Wayne replied, "I do, I do, deja vu". Ok, ok, I'll hurry up with this essay.


 Simplicity is a philosophy itself, and a pathway to all meaningful philosophies.


   Are you ready to become a philosopher in regards to improving your personality? To be a philosopher, per se, you must first find a valid philosophical assumption; a reference point.
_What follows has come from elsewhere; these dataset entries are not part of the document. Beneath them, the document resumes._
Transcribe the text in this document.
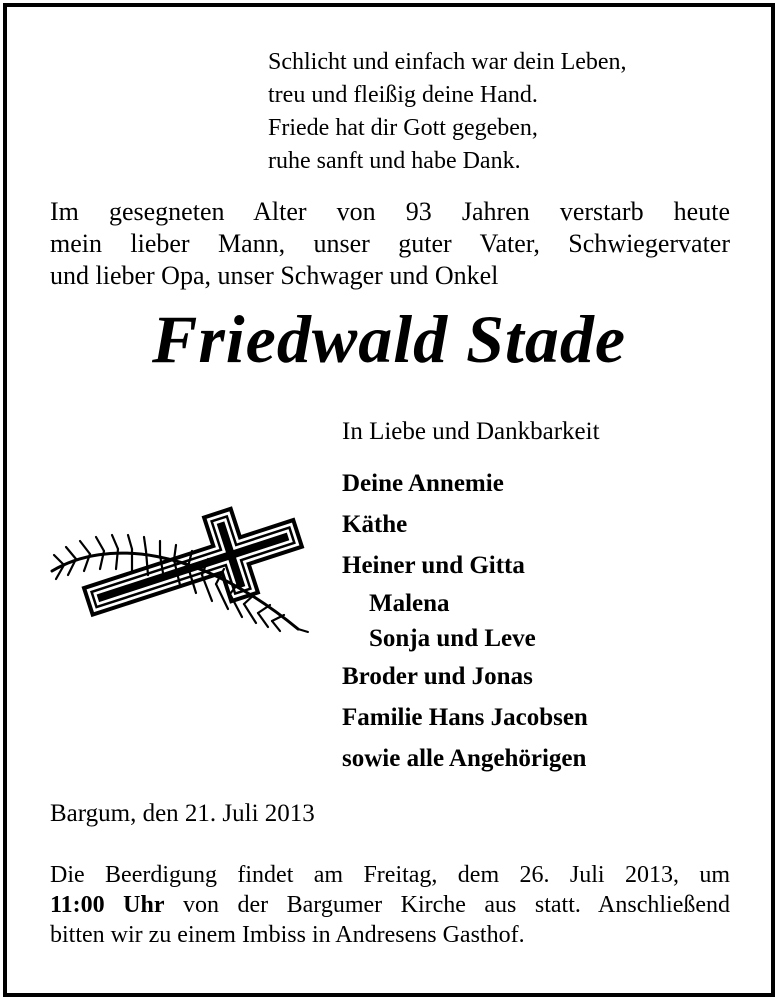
Schlicht und einfach war dein Leben,
treu und fleißig deine Hand.
Friede hat dir Gott gegeben,
ruhe sanft und habe Dank.
Im gesegneten Alter von 93 Jahren verstarb heute
mein lieber Mann, unser guter Vater, Schwiegervater
und lieber Opa, unser Schwager und Onkel
Friedwald Stade
In Liebe und Dankbarkeit
Deine Annemie
Käthe
Heiner und Gitta
Malena
Sonja und Leve
Broder und Jonas
Familie Hans Jacobsen
sowie alle Angehörigen
Bargum, den 21. Juli 2013
Die Beerdigung findet am Freitag, dem 26. Juli 2013, um
11:00 Uhr von der Bargumer Kirche aus statt. Anschließend
bitten wir zu einem Imbiss in Andresens Gasthof.
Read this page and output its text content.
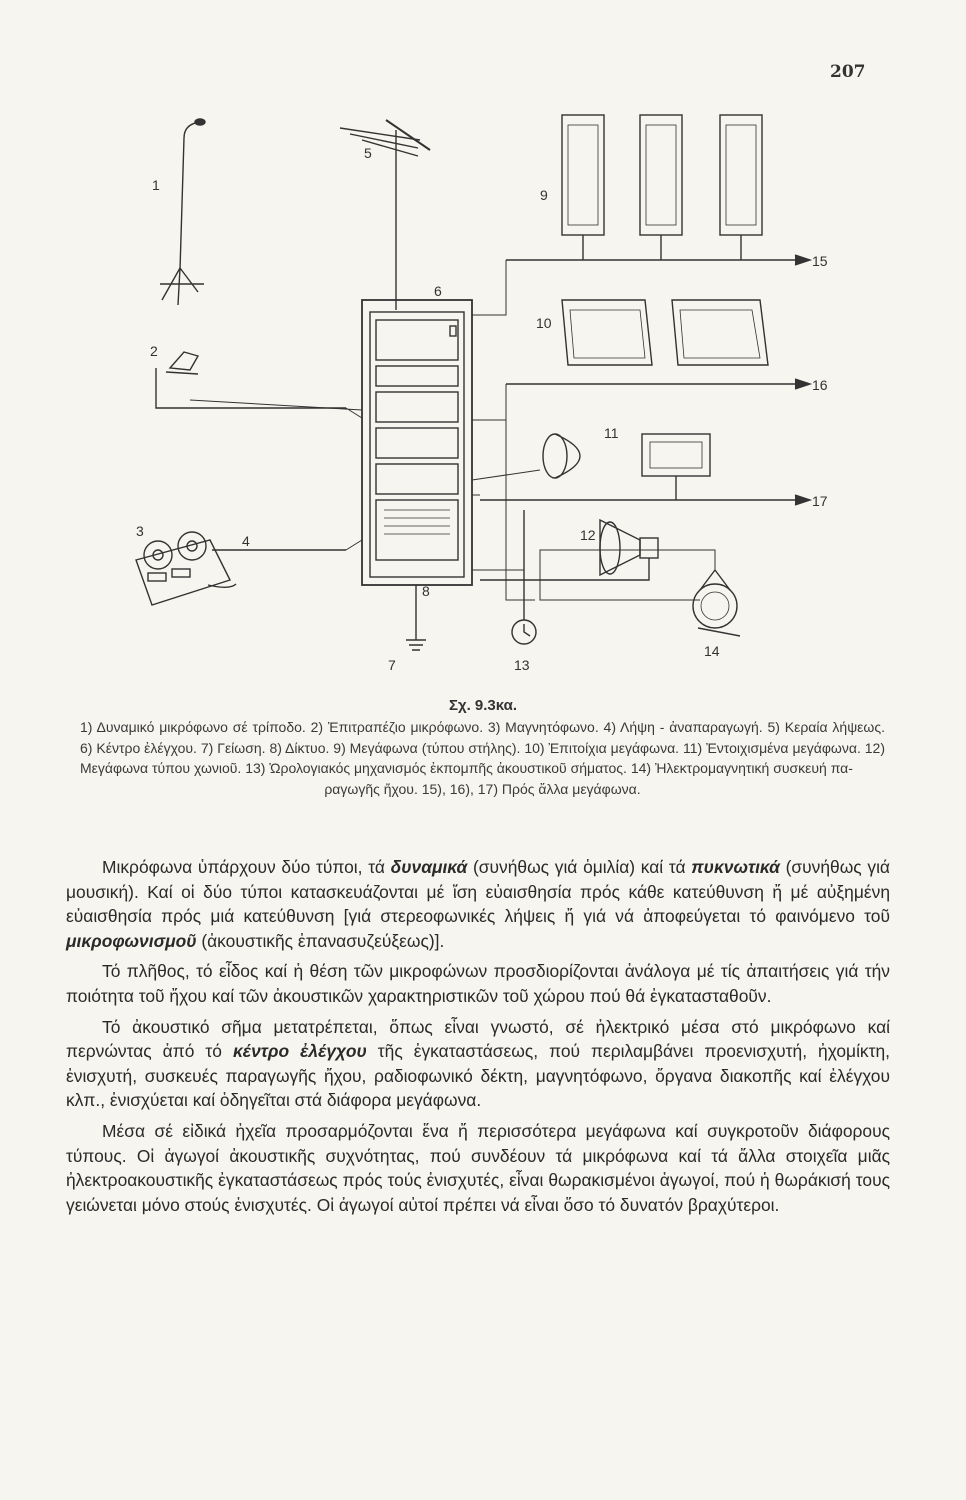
207
1
2
3
4
5
6
7
8
9
10
11
12
13
14
15
16
17
Σχ. 9.3κα.
1) Δυναμικό μικρόφωνο σέ τρίποδο. 2) Ἐπιτραπέζιο μικρόφωνο. 3) Μαγνητόφωνο. 4) Λήψη - ἀναπαραγωγή. 5) Κεραία λήψεως. 6) Κέντρο ἐλέγχου. 7) Γείωση. 8) Δίκτυο. 9) Μεγάφωνα (τύπου στήλης). 10) Ἐπιτοίχια μεγάφωνα. 11) Ἐντοιχισμένα μεγάφωνα. 12) Μεγάφωνα τύπου χωνιοῦ. 13) Ὡρολογιακός μηχανισμός ἐκπομπῆς ἀκουστικοῦ σήματος. 14) Ἠλεκτρομαγνητική συσκευή πα-
ραγωγῆς ἤχου. 15), 16), 17) Πρός ἄλλα μεγάφωνα.

Μικρόφωνα ὑπάρχουν δύο τύποι, τά δυναμικά (συνήθως γιά ὁμιλία) καί τά πυκνωτικά (συνήθως γιά μουσική). Καί οἱ δύο τύποι κατασκευάζονται μέ ἴση εὐαισθησία πρός κάθε κατεύθυνση ἤ μέ αὐξημένη εὐαισθησία πρός μιά κατεύθυνση [γιά στερεοφωνικές λήψεις ἤ γιά νά ἀποφεύγεται τό φαινόμενο τοῦ μικροφωνισμοῦ (ἀκουστικῆς ἐπανασυζεύξεως)].

Τό πλῆθος, τό εἶδος καί ἡ θέση τῶν μικροφώνων προσδιορίζονται ἀνάλογα μέ τίς ἀπαιτήσεις γιά τήν ποιότητα τοῦ ἤχου καί τῶν ἀκουστικῶν χαρακτηριστικῶν τοῦ χώρου πού θά ἐγκατασταθοῦν.

Τό ἀκουστικό σῆμα μετατρέπεται, ὅπως εἶναι γνωστό, σέ ἠλεκτρικό μέσα στό μικρόφωνο καί περνώντας ἀπό τό κέντρο ἐλέγχου τῆς ἐγκαταστάσεως, πού περιλαμβάνει προενισχυτή, ἠχομίκτη, ἐνισχυτή, συσκευές παραγωγῆς ἤχου, ραδιοφωνικό δέκτη, μαγνητόφωνο, ὄργανα διακοπῆς καί ἐλέγχου κλπ., ἐνισχύεται καί ὁδηγεῖται στά διάφορα μεγάφωνα.

Μέσα σέ εἰδικά ἠχεῖα προσαρμόζονται ἕνα ἤ περισσότερα μεγάφωνα καί συγκροτοῦν διάφορους τύπους. Οἱ ἀγωγοί ἀκουστικῆς συχνότητας, πού συνδέουν τά μικρόφωνα καί τά ἄλλα στοιχεῖα μιᾶς ἠλεκτροακουστικῆς ἐγκαταστάσεως πρός τούς ἐνισχυτές, εἶναι θωρακισμένοι ἀγωγοί, πού ἡ θωράκισή τους γειώνεται μόνο στούς ἐνισχυτές. Οἱ ἀγωγοί αὐτοί πρέπει νά εἶναι ὅσο τό δυνατόν βραχύτεροι.
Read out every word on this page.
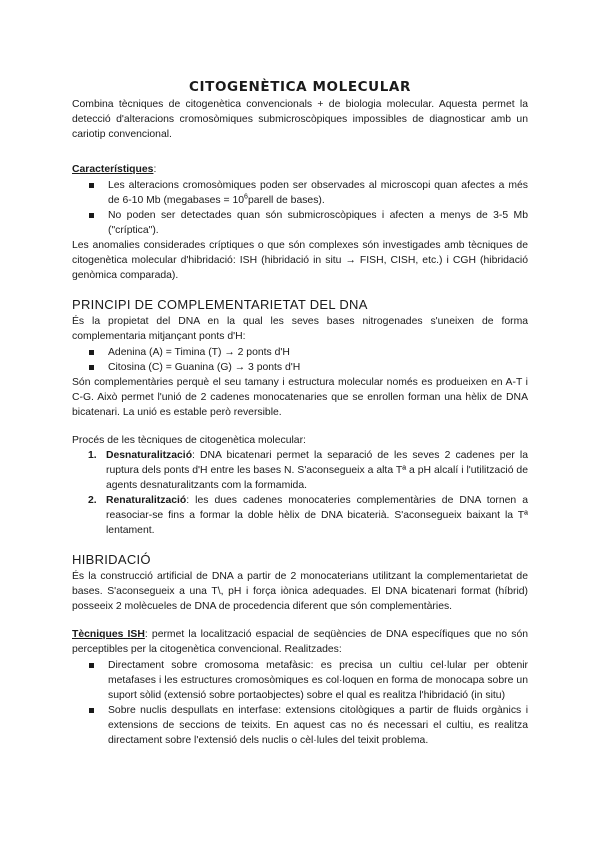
CITOGENÈTICA MOLECULAR

Combina tècniques de citogenètica convencionals + de biologia molecular. Aquesta permet la detecció d'alteracions cromosòmiques submicroscòpiques impossibles de diagnosticar amb un cariotip convencional.

Característiques:

Les alteracions cromosòmiques poden ser observades al microscopi quan afectes a més de 6-10 Mb (megabases = $10^6parell$ de bases).
No poden ser detectades quan són submicroscòpiques i afecten a menys de 3-5 Mb ("críptica").

Les anomalies considerades críptiques o que són complexes són investigades amb tècniques de citogenètica molecular d'hibridació: ISH (hibridació in situ → FISH, CISH, etc.) i CGH (hibridació genòmica comparada).

PRINCIPI DE COMPLEMENTARIETAT DEL DNA

És la propietat del DNA en la qual les seves bases nitrogenades s'uneixen de forma complementaria mitjançant ponts d'H:

Adenina (A) = Timina (T) → 2 ponts d'H
Citosina (C) = Guanina (G) → 3 ponts d'H

Són complementàries perquè el seu tamany i estructura molecular només es produeixen en A-T i C-G. Això permet l'unió de 2 cadenes monocatenaries que se enrollen forman una hèlix de DNA bicatenari. La unió es estable però reversible.

Procés de les tècniques de citogenètica molecular:

1. Desnaturalització: DNA bicatenari permet la separació de les seves 2 cadenes per la ruptura dels ponts d'H entre les bases N. S'aconsegueix a alta Tª a pH alcalí i l'utilització de agents desnaturalitzants com la formamida.
2. Renaturalització: les dues cadenes monocateries complementàries de DNA tornen a reasociar-se fins a formar la doble hèlix de DNA bicaterià. S'aconsegueix baixant la Tª lentament.
HIBRIDACIÓ

És la construcció artificial de DNA a partir de 2 monocaterians utilitzant la complementarietat de bases. S'aconsegueix a una T\, pH i força iònica adequades. El DNA bicatenari format (híbrid) posseeix 2 molècueles de DNA de procedencia diferent que són complementàries.

Tècniques ISH: permet la localització espacial de seqüències de DNA específiques que no són perceptibles per la citogenètica convencional. Realitzades:

Directament sobre cromosoma metafàsic: es precisa un cultiu cel·lular per obtenir metafases i les estructures cromosòmiques es col·loquen en forma de monocapa sobre un suport sòlid (extensió sobre portaobjectes) sobre el qual es realitza l'hibridació (in situ)
Sobre nuclis despullats en interfase: extensions citològiques a partir de fluids orgànics i extensions de seccions de teixits. En aquest cas no és necessari el cultiu, es realitza directament sobre l'extensió dels nuclis o cèl·lules del teixit problema.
Maybe an example would help you get started.


 Uncle Wayne's "Sandbox" philosophical assumption:


 Just ask yourself a few simple questions:


1. Would I like to be loved by my neighbors? (What is the alternative?)


2. Would my neighbor like to be loved by his neighbors?


3. Would everyone in the world like to be loved by their neighbors?


4. Would I like to be appreciated by my neighbor?


5. Would my neighbor like to be appreciated by his neighbors?


6. Would everyone in the world like to be appreciated by their neighbors?


 If you answered "yes" to the above 6 questions, you have agreed to and established a truism or a rather valid “philosophical assumption”. To wit: "Everyone wants to be loved and appreciated by their neighbors."


 Now for our love relationships:


7. Do you want to be loved by your mate?


8. Does your mate want to be loved by you?


9. Does your neighbor want to be loved by his mate?


10. Does everyone in the world want to be loved by their mate?


11.   Do you want to be appreciated by your mate?


12. Does your mate want to be appreciated by you?


13. Does your neighbor want to be appreciated by his mate?


14. Does everyone want to be appreciated by their mates?


 If you answered "yes" to each of the above 14 questions, you are ready to sign your name to the following Philosophical Assumption:


 "People want to be loved and appreciated by their neighbors and their mates."



 The big philosophical question is: "What are you going to do about it?"